The game received "generally favorable" reviews for the Switch 2 version and "mixed or average" reviews for the Switch version, according to the review aggregator website Metacritic. On OpenCritic, 65% of critics recommended the game. In Japan, four critics from Famitsu gave the game a total score of 35 out of 40. Alana Hagues of Nintendo Life praised the battles as well as the game's performance on Nintendo Switch 2, but she criticized the visuals for being "lifeless and flat". Hagues also felt that the game's Lumiose City setting was restrictive. Zackerie Fairfax writing for Dexerto stated that the game has good performance "but limited exploration and shallow side content", concluding the game to be "ok".

Aggregate scores
| Aggregator | Score |
|---|---|
| Metacritic | NS: 70/100 NS2: 78/100 |
| OpenCritic | 65% recommend 56% recommend (Mega Dimension) |

Review scores
| Publication | Score |
|---|---|
| 4Players | 9/10 |
| Eurogamer | 3/5 |
| Famitsu | 8/10, 9/10, 9/10, 9/10 |
| Gamekult | 6/10 |
| GameSpot | 7/10 |
| GamesRadar+ | 4/5 |
| HobbyConsolas | 85/100 |
| IGN | 8/10 |
| Jeuxvideo.com | 15/20 |
| MeriStation | 8.6/10 |
| Nintendo Life | 6/10 (NS) 7/10 (NS2) |
| Shacknews | 9/10 |
| TechRadar | 4.5/5 |
| Video Games Chronicle | 5/5 |
| VG247 | 4/5 |
| The Washington Post | 2.5/4 |

===Sales===
Within the game's first week of release, the game had sold over 5.8 million units worldwide.

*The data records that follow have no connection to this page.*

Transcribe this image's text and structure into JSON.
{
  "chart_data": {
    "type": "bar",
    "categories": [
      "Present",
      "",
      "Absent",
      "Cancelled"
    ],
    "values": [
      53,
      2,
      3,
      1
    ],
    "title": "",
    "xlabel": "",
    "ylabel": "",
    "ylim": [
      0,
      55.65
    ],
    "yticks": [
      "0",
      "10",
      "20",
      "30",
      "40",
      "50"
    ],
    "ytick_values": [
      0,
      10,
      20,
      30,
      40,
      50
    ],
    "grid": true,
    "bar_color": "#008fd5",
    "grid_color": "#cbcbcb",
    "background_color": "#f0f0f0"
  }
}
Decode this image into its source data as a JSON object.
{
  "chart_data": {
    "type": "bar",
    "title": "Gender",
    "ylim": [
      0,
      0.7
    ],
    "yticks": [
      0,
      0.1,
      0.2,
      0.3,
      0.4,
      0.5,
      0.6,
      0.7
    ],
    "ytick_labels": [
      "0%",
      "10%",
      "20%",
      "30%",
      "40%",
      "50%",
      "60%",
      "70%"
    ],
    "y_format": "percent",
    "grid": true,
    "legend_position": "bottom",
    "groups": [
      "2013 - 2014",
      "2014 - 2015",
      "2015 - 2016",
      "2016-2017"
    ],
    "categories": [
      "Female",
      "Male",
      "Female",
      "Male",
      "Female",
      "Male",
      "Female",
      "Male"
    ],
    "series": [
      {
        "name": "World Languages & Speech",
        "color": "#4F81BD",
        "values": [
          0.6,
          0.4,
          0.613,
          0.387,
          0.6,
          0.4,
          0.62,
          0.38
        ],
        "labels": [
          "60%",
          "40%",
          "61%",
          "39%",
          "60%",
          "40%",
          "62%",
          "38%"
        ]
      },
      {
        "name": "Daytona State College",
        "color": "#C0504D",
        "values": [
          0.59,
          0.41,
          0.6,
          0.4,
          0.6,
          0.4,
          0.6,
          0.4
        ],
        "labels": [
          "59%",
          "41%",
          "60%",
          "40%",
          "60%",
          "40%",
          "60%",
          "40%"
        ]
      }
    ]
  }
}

In Japan, the game sold 1.48 million units within its first four days of launch, with its Switch and Switch 2 versions respectively taking the first and second spots in Japan's weekly sales charts. As of December 31, 2025, the game has sold 12.3 million copies, including 8.41 million on the Switch and digitally on the Switch 2 combined, as well as 3.89 million physically on the Switch 2.